Faroe Petroleum board bows down to DNO. Tells shareholders to accept takeover offer

After weeks of resisting the hostile takeover push by the Norwegian oil company DNO, Faroe Petroleum’s board has finally bowed down and told shareholders to accept DNO’s increased offer of 160 pence a share.

DNO, a large shareholder in Faroe Petroleum, had in November 2018 launched a hostile bid of 152p a share for the shares it didn’t own, calling its offer generous. Faroe, on the other hand, had labeled the offer opportunistic and had urged shareholders to hold on to their shares.

Things have now, however, changed. First, DNO on Tuesday afternoon launched an increased offer of 160p a share, saying this was the final offer.

Then on Wednesday morning, DNO which had held 30 percent share in Faroe, said that, as a result of additional share purchases of around 8.65 percent Faroe shares, it “now owns or has acceptances for a total of 195,526,068 Faroe Shares, representing approximately 52.44 percent of the ordinary issued share capital of Faroe.”

“Upon settlement of the Additional Purchases, DNO’s final cash offer for the entire issued and to be issued share capital of Faroe not already owned by DNO at 160 pence per share will become unconditional in all respects, which is expected to occur on 11 January 2019,” DNO said.

Offer still not fair, but we’ll accept

 

Responding, Faroe Petroleum’s board noted DNO’s announcements including that the offer would become unconditional upon settlement of the additional share purchases.

The board, while of opinion that DNO’s increased offer is still not good enough, has, despite this, advised shareholders to accept it, given that DNO is set to take statutory control of Faroe, with 52 percent ownership.

Faroe Petroleum’s board said: “Whilst the Board does not believe the Final Offer represents fair value,  the Board recognizes that…the Offer will be declared wholly unconditional upon settlement of the further share purchases made by DNO and DNO will therefore acquire statutory control of Faroe.”

“The Board considers that, following its initial investment in Faroe and in the conduct of its subsequent Offer, DNO has created considerable uncertainty for minority shareholders. In particular, DNO has stated that, should it acquire statutory control of Faroe, it may be required to combine DNO’s interest in its Norwegian operating subsidiary with Faroe’s Norwegian operating subsidiary.

Board changes

DNO, which in 2018 unsuccessfully tried to squeeze in its directors to Faroe’s board, has this week said that if its takeover attempt is successful there will be “changes to representation on the Faroe Board in order to strengthen corporate governance,” and that it planned to delist Faroe Petroleum.

Commenting on this, Faroe’s board said on Wednesday. “DNO has also stated that, if the level of acceptance of its Offer reaches 75%, it intends to take steps to delist the Company which would significantly reduce the liquidity and marketability of Faroe’s shares.  The Board also notes that DNO has indicated that it expects to make changes to the Faroe Board and the Board, therefore, considers there to be no assurance that Faroe would continue to maintain its current corporate governance culture in line with UK corporate governance best practice.

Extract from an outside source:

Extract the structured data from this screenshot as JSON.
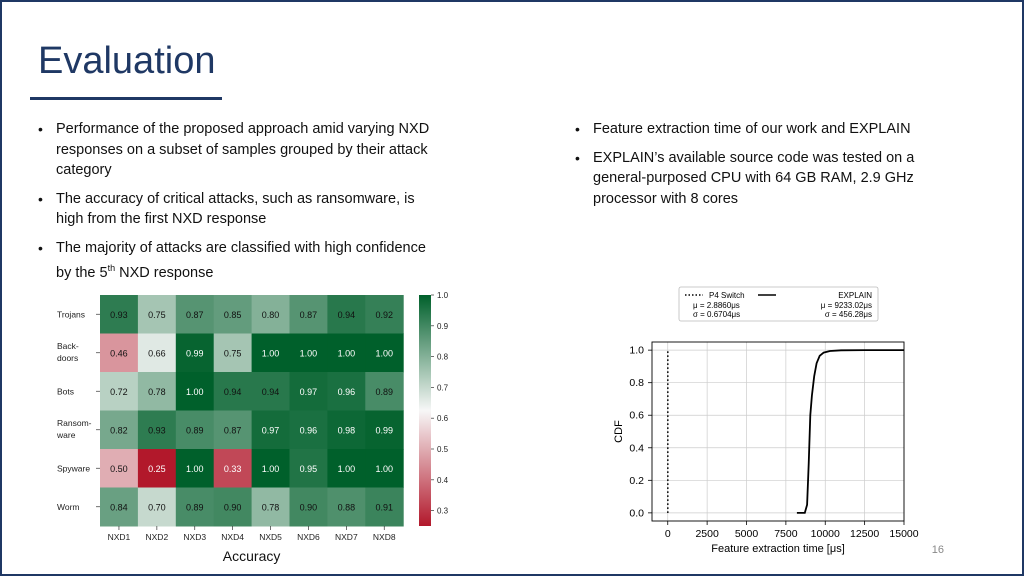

“Accordingly, the Board now recommends that, given the Final Offer will become wholly unconditional, shareholders should accept the Final Offer, as Faroe directors intend to do in respect of their own beneficial holdings. ”

“The Board intends to work with DNO in the interim period to ensure an orderly transition of control of the Company in the interests of all our stakeholders, including our shareholders and employees.”

“Upon the Final Offer becoming unconditional in all respects, it will in accordance with the UK Takeover Code, remain open for acceptance for at least 14 days from the date the Final Offer would otherwise have closed.  Accordingly, we would expect DNO to announce that upon the Final Offer becoming unconditional in all respects, the Final Offer will remain open until at least 14 days from 23 January 2019 being 6 February 2019.”

 

“Limited” rationalization and headcount reductions

 

In its final offer on Tuesday, DNO said it attached “great importance to retaining the skills, knowledge, and expertize of Faroe’s operational management and employees.”

The company said it foresaw “limited rationalization,” mainly targeted at corporate and support functions, notably PLC related functions, “which may result in associated headcount reductions.”

DNO said it intended to retain Faroe’s head office in Aberdeen and each of its other offices.

“DNO has not yet developed specific proposals as to how any potential reductions in headcount would be implemented as it has not yet had access to detailed information from management on the Faroe business, but it will draw up detailed plans within three months of completion. Any individual potentially impacted will be treated in accordance with applicable law and in a manner consistent with prudent practices,” DNO said.

Also, DNO said it did not intend to make any material change in the conditions of employment, or the balance of skills and functions, of
the employees and management of Faroe.